I wish EP would pay more attention to the translators used even though that would obviously mean, in many cases, less is available in the public domain. Two of my favorite FS editions are a standard edition of Seamus Heaney's translation of Beowulf and a LE that combines Screech's translation of Gargantua and Pantagruel with Dore's illustrations of the same (over 700 of them -- and while Screech must be public domain by now, he was not the original translator paired with Dore on Rabelais so FS paid some attention here). I would gladly pay EP more for better translations.
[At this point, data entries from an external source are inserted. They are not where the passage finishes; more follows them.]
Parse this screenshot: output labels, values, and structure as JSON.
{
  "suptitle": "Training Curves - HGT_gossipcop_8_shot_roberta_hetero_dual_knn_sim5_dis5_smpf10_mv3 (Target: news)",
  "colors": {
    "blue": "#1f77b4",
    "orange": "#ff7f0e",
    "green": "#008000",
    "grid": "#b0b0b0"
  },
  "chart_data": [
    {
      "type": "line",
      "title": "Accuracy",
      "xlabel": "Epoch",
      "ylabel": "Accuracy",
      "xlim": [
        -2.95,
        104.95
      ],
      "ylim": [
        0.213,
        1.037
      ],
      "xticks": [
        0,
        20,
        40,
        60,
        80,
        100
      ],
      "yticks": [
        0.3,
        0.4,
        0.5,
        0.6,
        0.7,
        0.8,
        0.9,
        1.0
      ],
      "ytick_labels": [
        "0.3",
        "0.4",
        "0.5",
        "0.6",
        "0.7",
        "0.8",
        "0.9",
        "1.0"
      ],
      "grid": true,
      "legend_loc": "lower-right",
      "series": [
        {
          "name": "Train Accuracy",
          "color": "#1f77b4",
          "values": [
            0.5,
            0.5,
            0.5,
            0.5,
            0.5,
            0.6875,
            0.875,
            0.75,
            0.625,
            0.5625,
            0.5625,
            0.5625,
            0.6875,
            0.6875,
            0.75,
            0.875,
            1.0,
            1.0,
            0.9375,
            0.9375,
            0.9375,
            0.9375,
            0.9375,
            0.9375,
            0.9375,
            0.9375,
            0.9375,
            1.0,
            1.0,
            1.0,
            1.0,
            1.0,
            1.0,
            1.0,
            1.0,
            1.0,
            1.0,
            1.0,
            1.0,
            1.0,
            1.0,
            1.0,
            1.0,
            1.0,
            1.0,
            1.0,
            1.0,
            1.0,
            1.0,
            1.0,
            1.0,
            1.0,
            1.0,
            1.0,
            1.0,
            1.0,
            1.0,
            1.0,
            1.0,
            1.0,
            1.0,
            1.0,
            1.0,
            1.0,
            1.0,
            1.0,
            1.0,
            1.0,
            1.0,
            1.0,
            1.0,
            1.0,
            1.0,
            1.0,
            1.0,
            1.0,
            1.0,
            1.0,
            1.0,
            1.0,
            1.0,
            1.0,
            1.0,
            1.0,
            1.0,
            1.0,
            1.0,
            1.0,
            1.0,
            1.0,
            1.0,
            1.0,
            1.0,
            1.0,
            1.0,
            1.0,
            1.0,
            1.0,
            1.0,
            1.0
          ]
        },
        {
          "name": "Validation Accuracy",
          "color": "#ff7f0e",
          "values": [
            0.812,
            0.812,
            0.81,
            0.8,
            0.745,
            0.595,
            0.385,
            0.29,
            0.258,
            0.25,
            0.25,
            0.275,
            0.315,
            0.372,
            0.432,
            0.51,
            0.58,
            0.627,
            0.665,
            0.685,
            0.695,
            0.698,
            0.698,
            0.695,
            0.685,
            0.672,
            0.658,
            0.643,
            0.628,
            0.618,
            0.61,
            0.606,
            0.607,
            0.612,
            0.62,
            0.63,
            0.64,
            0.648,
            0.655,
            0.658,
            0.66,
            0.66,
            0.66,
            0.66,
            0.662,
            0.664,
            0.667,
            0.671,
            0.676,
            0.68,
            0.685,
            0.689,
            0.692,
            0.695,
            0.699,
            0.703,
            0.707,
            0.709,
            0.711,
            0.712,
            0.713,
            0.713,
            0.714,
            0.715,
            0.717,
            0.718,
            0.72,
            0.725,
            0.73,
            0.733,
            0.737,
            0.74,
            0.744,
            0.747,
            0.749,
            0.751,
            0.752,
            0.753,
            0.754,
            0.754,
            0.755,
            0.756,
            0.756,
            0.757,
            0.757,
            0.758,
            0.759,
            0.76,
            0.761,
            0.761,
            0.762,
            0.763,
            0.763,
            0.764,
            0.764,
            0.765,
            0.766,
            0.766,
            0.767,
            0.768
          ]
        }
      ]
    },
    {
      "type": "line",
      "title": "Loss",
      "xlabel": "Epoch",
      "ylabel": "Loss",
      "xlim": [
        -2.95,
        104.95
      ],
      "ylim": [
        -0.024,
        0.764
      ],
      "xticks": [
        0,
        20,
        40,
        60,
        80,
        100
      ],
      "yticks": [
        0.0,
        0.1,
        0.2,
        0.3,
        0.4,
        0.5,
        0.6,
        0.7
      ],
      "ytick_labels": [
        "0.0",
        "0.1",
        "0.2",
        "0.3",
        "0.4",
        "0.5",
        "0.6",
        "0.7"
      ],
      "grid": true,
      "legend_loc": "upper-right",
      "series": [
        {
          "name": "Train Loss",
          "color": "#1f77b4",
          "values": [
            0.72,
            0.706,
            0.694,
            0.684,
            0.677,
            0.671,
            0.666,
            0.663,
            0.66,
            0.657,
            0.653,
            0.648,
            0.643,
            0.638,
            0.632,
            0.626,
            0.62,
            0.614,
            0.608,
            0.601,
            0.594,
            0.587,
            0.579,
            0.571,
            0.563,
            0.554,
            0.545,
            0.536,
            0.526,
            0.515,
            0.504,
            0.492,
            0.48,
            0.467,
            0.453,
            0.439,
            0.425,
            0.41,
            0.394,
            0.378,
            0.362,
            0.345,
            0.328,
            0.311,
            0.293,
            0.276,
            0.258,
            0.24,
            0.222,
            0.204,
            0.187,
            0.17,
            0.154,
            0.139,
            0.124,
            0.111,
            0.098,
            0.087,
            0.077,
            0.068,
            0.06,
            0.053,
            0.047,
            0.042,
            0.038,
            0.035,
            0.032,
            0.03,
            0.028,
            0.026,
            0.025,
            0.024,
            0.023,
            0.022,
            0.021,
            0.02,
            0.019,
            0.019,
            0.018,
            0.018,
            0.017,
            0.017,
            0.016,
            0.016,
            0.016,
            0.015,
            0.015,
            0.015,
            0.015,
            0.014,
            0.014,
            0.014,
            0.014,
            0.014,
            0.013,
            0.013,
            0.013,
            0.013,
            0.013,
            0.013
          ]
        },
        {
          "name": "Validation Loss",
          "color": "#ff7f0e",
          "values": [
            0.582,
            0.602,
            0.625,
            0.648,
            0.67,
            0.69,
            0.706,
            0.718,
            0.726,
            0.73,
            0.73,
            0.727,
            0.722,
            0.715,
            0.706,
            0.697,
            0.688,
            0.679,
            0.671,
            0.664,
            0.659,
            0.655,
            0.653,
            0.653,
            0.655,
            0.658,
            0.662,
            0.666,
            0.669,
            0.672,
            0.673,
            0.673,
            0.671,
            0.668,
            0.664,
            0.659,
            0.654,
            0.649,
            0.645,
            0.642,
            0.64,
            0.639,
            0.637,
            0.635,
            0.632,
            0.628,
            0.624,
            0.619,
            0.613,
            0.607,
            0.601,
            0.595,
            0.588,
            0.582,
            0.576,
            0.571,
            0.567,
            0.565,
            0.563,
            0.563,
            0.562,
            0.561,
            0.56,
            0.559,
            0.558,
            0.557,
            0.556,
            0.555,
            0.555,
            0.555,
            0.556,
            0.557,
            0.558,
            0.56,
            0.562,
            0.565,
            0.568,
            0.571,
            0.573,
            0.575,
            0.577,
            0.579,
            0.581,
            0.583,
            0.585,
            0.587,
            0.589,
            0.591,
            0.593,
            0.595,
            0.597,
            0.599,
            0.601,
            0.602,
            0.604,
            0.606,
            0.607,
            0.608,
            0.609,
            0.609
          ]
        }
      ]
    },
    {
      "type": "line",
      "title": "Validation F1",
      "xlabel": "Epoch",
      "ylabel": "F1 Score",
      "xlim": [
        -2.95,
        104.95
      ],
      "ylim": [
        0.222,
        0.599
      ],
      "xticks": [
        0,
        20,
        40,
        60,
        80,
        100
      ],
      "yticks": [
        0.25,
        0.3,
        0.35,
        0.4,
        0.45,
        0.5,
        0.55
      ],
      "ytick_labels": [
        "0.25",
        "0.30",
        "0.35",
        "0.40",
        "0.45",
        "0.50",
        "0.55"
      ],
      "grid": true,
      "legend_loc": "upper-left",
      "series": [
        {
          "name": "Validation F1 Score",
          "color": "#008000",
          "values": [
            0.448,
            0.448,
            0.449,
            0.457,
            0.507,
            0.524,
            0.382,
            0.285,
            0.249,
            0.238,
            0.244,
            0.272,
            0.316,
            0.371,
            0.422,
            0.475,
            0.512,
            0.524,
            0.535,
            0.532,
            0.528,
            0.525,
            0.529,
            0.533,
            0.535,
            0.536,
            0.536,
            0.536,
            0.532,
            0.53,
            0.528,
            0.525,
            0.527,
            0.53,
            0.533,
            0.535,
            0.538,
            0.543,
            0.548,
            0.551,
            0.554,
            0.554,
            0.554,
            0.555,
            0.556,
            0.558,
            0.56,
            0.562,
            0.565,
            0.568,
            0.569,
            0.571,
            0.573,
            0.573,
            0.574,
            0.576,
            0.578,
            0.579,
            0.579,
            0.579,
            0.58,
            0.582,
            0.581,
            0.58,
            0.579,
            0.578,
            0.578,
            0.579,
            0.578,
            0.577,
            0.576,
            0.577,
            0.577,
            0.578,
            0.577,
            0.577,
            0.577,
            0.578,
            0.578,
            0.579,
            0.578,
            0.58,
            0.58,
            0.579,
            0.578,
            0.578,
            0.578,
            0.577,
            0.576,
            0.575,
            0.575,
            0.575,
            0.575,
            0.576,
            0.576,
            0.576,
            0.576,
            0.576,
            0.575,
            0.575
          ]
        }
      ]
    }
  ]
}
As is, I'll likely wish to purchase this at some point but it might not be a priority. Oh, to have more bookcases!

9kdweber
Ago 8, 2021, 12:06 pm

>8 aeneax: While the FS Seamus Heaney Beowulf is my favorite edition of this work, the EP did produce a very nice edition with commissioned artwork by Yona Lossel and a modern translation by Fredrick Rebsamen.

10aeneax
Ago 9, 2021, 10:10 am

>9 kdweber: Thank you for reminding me of their use of Rebsamen. He did an excellent treatment of Beowulf as the poem it is. It is an essential translation. I passed on that edition primarily because the artwork did not appeal to me, but you're absolutely right to point out that EP paid for the rights to a (very good) translation in that instance rather than relying on public domain.

11GOBOGIE
Ago 10, 2021, 5:59 pm

Hmmmmmm Doré

12Gilded_Tomes1
Ago 16, 2021, 6:01 pm

Did anyone notice two versions of Don Quixote on the EP website? One was orange with a slipcase, and the other crimson, with no slipcase. Did EP remove one and substitute the other?

13whytewolf1
Editado: Ago 16, 2021, 6:49 pm

>12 Gilded_Tomes1: I think they did, and it's quite possible that this is the edition they intended to resolicit all along, but someone got the images mixed up.

I actually got a mailer recently showing the images of the Quixote DLE with the Doré illustrations but which made no mention of a limitation, no mention that it was a DLE and which was asking $260 for the book, which is exactly what the red covered version is being offered for. Seems to me someone royally screwed up and mixed up the two different editions they've done with the same Doré illustrations.

14jroger1
Editado: Ago 16, 2021, 7:18 pm

>12 Gilded_Tomes1: >13 whytewolf1:
Before the DLE was produced EP had an edition that was very similar - same size with a cover that was not quite as nice, and I think the number of pages was slightly different. I gave that edition away when the DLE was announced, so I can’t look at it now, but I remember the binding wasn’t as tight on the non-DLE.

15Eumnestes
Ago 17, 2021, 2:45 pm

>3 jroger1: Wow, what an interesting set of reflections by Ormsby. I particularly liked his aversion to the idea of bringing "Cervantes forward smirking and grinning at his own good things." Thank you for sharing this.

I have never read the Jarvis, or the Ormsby, translation. I read (with occasional references to the Spanish) the Cohen translation as a student, and years later the Grossman--I loved both of them.

It does seem odd to me that EP would choose to use an 18th-c translation. One can certainly read Pope's Homer with pleasure, but one will probably only do so out of interest in 18th-c versification or culture. I suspect that aeneax is right in saying that Grossman is too modern a translator for EP. But I wish this were not the case so often. EP is at its best when it uses translators such as Heaney (Beowulf) and Screech (Rabelais).

16jroger1
Ago 17, 2021, 3:12 pm

>15 Eumnestes:
I suspect EP chose to reproduce the Jarvis edition because it was the one illustrated by Dore. Ideally, perhaps, some enterprising publisher will produce a Grossman edition containing the Dore illustrations, but EP is seldom so creative.

17Eumnestes
Ago 17, 2021, 3:19 pm

>16 jroger1: When/if they do, I will be waiting.

18Gilded_Tomes1
Ago 17, 2021, 4:47 pm

>13 whytewolf1: I think you're totally right. Someone made a mistake.